Washington: Scientists have found proof of diverse life forms, dating back nearly a hundred thousand years, in an Antarctic subglacial lake`s sediments.
Scientists from the British Antarctic Survey (BAS), and the Universities of Northumbria and Edinburgh targeted Lake Hodgson on the Antarctic Peninsula which was covered by more than 400 m of ice at the end of the last Ice Age, but is now considered to be an emerging subglacial lake, with a thin covering of just 3-4 metres of ice.
Drilling through the ice they used clean coring techniques to delve into the sediments at the bottom of the lake which is 93 metres deep and approximately 1.5 km long by 1.5 km wide.
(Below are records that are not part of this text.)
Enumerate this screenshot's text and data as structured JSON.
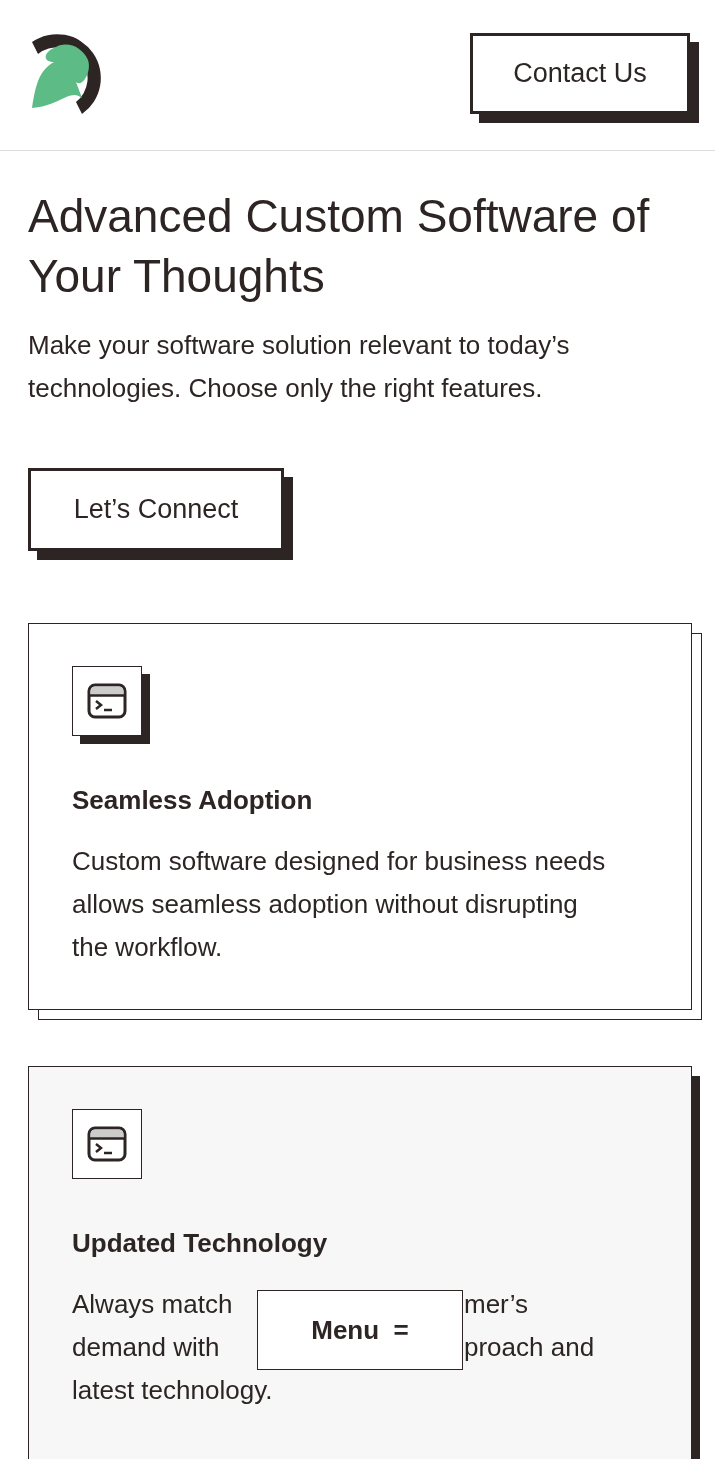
{
  "header": {
    "contact_button": "Contact Us"
  },
  "hero": {
    "title": "Advanced Custom Software of Your Thoughts",
    "subtitle": "Make your software solution relevant to today’s technologies. Choose only the right features.",
    "button": "Let’s Connect"
  },
  "cards": [
    {
      "kind": "outlined",
      "title": "Seamless Adoption",
      "lines": [
        {
          "left": "Custom software designed for business needs allows seamless adoption without disrupting the workflow."
        }
      ]
    },
    {
      "kind": "shaded",
      "title": "Updated Technology",
      "lines": [
        {
          "left": "Always match",
          "right": "mer’s"
        },
        {
          "left": "demand with",
          "right": "proach and"
        },
        {
          "left": "latest technology."
        }
      ]
    }
  ],
  "menu_button": {
    "label": "Menu",
    "icon": "="
  }
}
The top few centimetres of the core contained current and recent organisms which inhabit the lake but once the core reached 3.2 m deep the microbes found most likely date back nearly 100,000 years.
Lead author David Pearce , who was at BAS and is now at the University of Northumbria, said that the fact that these organisms have survived in such a unique environment could mean they have developed in unique ways which could lead to exciting discoveries for us.
Some of the life discovered was in the form of Fossil DNA showing that many different types of bacteria live there, including a range of extremophiles which are species adapted to the most extreme environments.
One DNA sequence was related to the most ancient organisms known on Earth and parts of the DNA in twenty three percent has not been previously described.
Many of the species are likely to be new to science making clean exploration of the remote lakes isolated under the deeper parts of the ice sheet even more pressing.